Big Tech's LLMs can speak Māori fluently because they scraped it without asking—now a New Zealand research team is building the antidote.

The Summary

The Signal

Te reo Māori is spoken fluently by 4.3 percent of New Zealanders. About 30 percent can manage a few words or phrases. Yet the language is perfectly accessible to anyone with a ChatGPT account. OpenAI scraped Māori text and audio from communities and academics, processed it in American data centers, and now serves it back through an interface no Māori community controls.

For Keegan, this isn't a minor IP issue. "Our language is the most important conveyor we have for our knowledge," he told IEEE Spectrum. "Yet we see technology developed outside of Aotearoa get more and more control over the transfer of that knowledge."

"These companies overseas have the resources to produce AI models that work well. But they scraped all of that data with no input from us, and we don't own the output."

The response was a text-to-speech system built on what Keegan calls "sovereign digital systems." Every technical choice, from data collection to model architecture, was shaped by one constraint most AI labs never consider: the people who speak this dialect must own the synthetic voice and everything used to build it.

What sovereignty actually requires:

  • No cloud training on AWS, Azure, or Google infrastructure
  • No scraped datasets of unknown provenance
  • Community consent at every stage, not just a terms-of-service checkbox

This is the collision point between Web2's extractive data economy and Web4's agentic future. Large language models are trained on billions of tokens scraped from the open web. For English, that's mostly public domain and fair use arguments. For indigenous languages, it's cultural artifacts uploaded by communities who never imagined their grammar guides and oral histories would become training data for a San Francisco startup.

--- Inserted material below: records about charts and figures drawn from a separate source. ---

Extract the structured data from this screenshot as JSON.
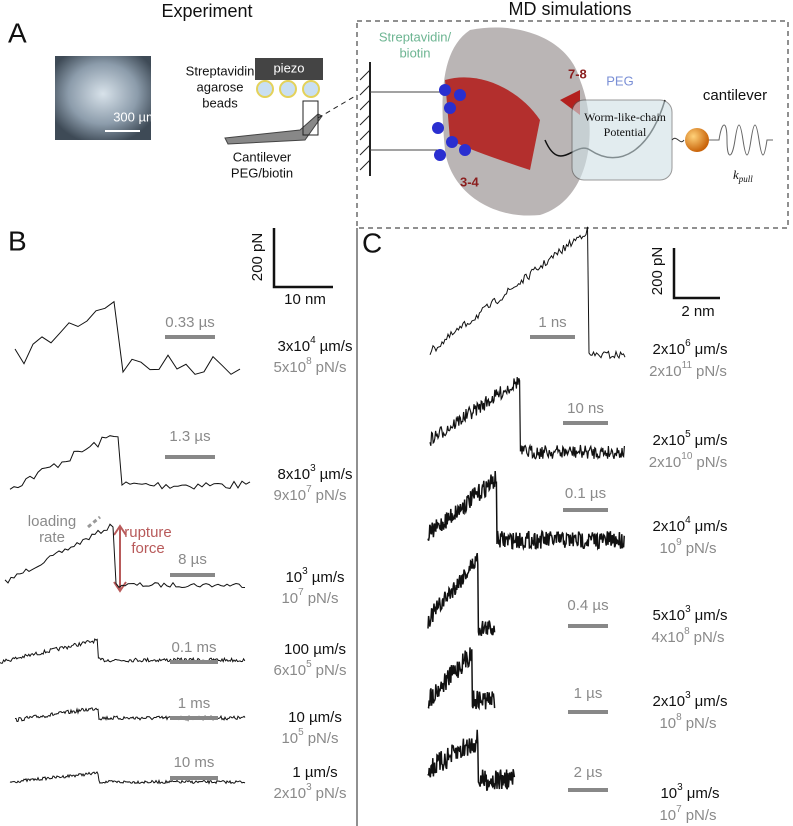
{
  "panel_a": {
    "letter": "A",
    "experiment_title": "Experiment",
    "md_title": "MD simulations",
    "image_scale": "300 µm",
    "piezo": "piezo",
    "beads": [
      "Streptavidin",
      "agarose",
      "beads"
    ],
    "cantilever": [
      "Cantilever",
      "PEG/biotin"
    ],
    "md_streptavidin": [
      "Streptavidin/",
      "biotin"
    ],
    "md_label_78": "7-8",
    "md_label_34": "3-4",
    "md_peg": "PEG",
    "md_wlc": [
      "Worm-like-chain",
      "Potential"
    ],
    "md_cantilever": "cantilever",
    "md_kpull": {
      "base": "k",
      "sub": "pull"
    }
  },
  "panel_b": {
    "letter": "B",
    "scale_force": "200 pN",
    "scale_length": "10 nm",
    "loading_rate": [
      "loading",
      "rate"
    ],
    "rupture_force": [
      "rupture",
      "force"
    ],
    "rows": [
      {
        "time": "0.33 µs",
        "speed": {
          "base": "3x10",
          "exp": "4",
          "unit": "µm/s"
        },
        "rate": {
          "base": "5x10",
          "exp": "8",
          "unit": "pN/s"
        }
      },
      {
        "time": "1.3 µs",
        "speed": {
          "base": "8x10",
          "exp": "3",
          "unit": "µm/s"
        },
        "rate": {
          "base": "9x10",
          "exp": "7",
          "unit": "pN/s"
        }
      },
      {
        "time": "8 µs",
        "speed": {
          "base": "10",
          "exp": "3",
          "unit": "µm/s"
        },
        "rate": {
          "base": "10",
          "exp": "7",
          "unit": "pN/s"
        }
      },
      {
        "time": "0.1 ms",
        "speed": {
          "base": "100 µm/s"
        },
        "rate": {
          "base": "6x10",
          "exp": "5",
          "unit": "pN/s"
        }
      },
      {
        "time": "1 ms",
        "speed": {
          "base": "10 µm/s"
        },
        "rate": {
          "base": "10",
          "exp": "5",
          "unit": "pN/s"
        }
      },
      {
        "time": "10 ms",
        "speed": {
          "base": "1 µm/s"
        },
        "rate": {
          "base": "2x10",
          "exp": "3",
          "unit": "pN/s"
        }
      }
    ]
  },
  "panel_c": {
    "letter": "C",
    "scale_force": "200 pN",
    "scale_length": "2 nm",
    "rows": [
      {
        "time": "1 ns",
        "speed": {
          "base": "2x10",
          "exp": "6",
          "unit": "μm/s"
        },
        "rate": {
          "base": "2x10",
          "exp": "11",
          "unit": "pN/s"
        }
      },
      {
        "time": "10 ns",
        "speed": {
          "base": "2x10",
          "exp": "5",
          "unit": "μm/s"
        },
        "rate": {
          "base": "2x10",
          "exp": "10",
          "unit": "pN/s"
        }
      },
      {
        "time": "0.1 µs",
        "speed": {
          "base": "2x10",
          "exp": "4",
          "unit": "μm/s"
        },
        "rate": {
          "base": "10",
          "exp": "9",
          "unit": "pN/s"
        }
      },
      {
        "time": "0.4 µs",
        "speed": {
          "base": "5x10",
          "exp": "3",
          "unit": "μm/s"
        },
        "rate": {
          "base": "4x10",
          "exp": "8",
          "unit": "pN/s"
        }
      },
      {
        "time": "1 µs",
        "speed": {
          "base": "2x10",
          "exp": "3",
          "unit": "μm/s"
        },
        "rate": {
          "base": "10",
          "exp": "8",
          "unit": "pN/s"
        }
      },
      {
        "time": "2 µs",
        "speed": {
          "base": "10",
          "exp": "3",
          "unit": "μm/s"
        },
        "rate": {
          "base": "10",
          "exp": "7",
          "unit": "pN/s"
        }
      }
    ]
  }
}
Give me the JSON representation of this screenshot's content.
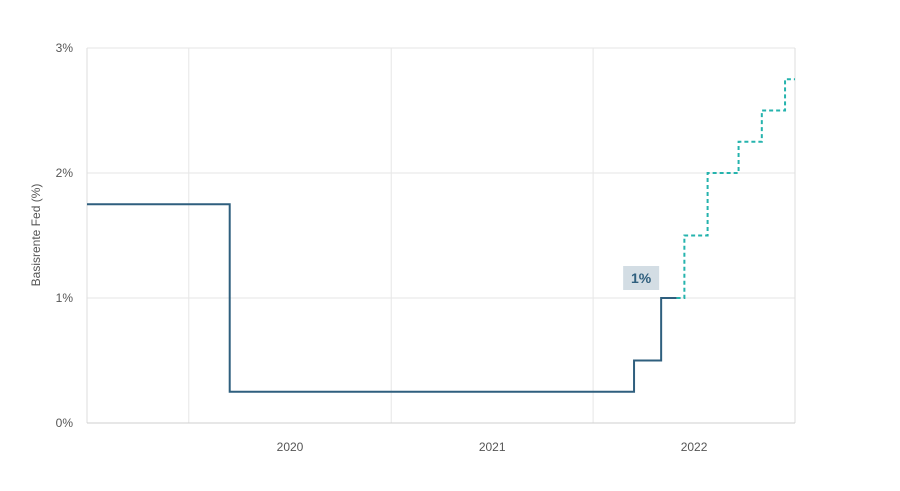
{
  "chart_data": {
    "type": "line",
    "title": "",
    "xlabel": "",
    "ylabel": "Basisrente Fed (%)",
    "x_ticks": [
      "2020",
      "2021",
      "2022"
    ],
    "y_ticks": [
      "0%",
      "1%",
      "2%",
      "3%"
    ],
    "ylim": [
      0,
      3
    ],
    "grid": true,
    "step": true,
    "series": [
      {
        "style": "solid",
        "color": "#2f5f7e",
        "x": [
          "2019-07-01",
          "2019-08-01",
          "2020-03-15",
          "2022-03-16",
          "2022-05-04",
          "2022-06-01"
        ],
        "y": [
          1.75,
          1.75,
          0.25,
          0.5,
          1.0,
          1.0
        ]
      },
      {
        "style": "dashed",
        "color": "#25b3ad",
        "x": [
          "2022-06-01",
          "2022-06-15",
          "2022-07-27",
          "2022-09-21",
          "2022-11-02",
          "2022-12-14",
          "2023-01-01"
        ],
        "y": [
          1.0,
          1.5,
          2.0,
          2.25,
          2.5,
          2.75,
          2.75
        ]
      }
    ],
    "annotations": [
      {
        "text": "1%",
        "x": "2022-05-04",
        "y": 1.0,
        "bg": "#d3dde4",
        "color": "#2f5f7e"
      }
    ]
  }
}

Keegan and Eng's model is designed for a specific dialect, not the standardized Māori taught in schools and broadcast on TV. That specificity matters. When you homogenize a language into its most common form, you erase the local knowledge embedded in regional variations. You get fluency without cultural fidelity.

The project is part of a broader shift. Indigenous communities globally are realizing that if they don't build their own AI infrastructure, someone else will build it for them and charge rent forever. Sovereignty in the agent economy isn't about open source versus proprietary. It's about who controls the data, who runs the compute, and who decides what gets built.

The Implication

This is the template for communities who refuse to be data colonies. If you're building AI for a language, a culture, or a knowledge system that Big Tech didn't bother to ask permission to scrape, watch what Keegan and Eng did. Own the data. Own the model. Own the infrastructure. Don't outsource sovereignty to the cloud.

The agent economy will be built on training data. If you don't control yours, you're renting your own culture back from someone who scraped it for free.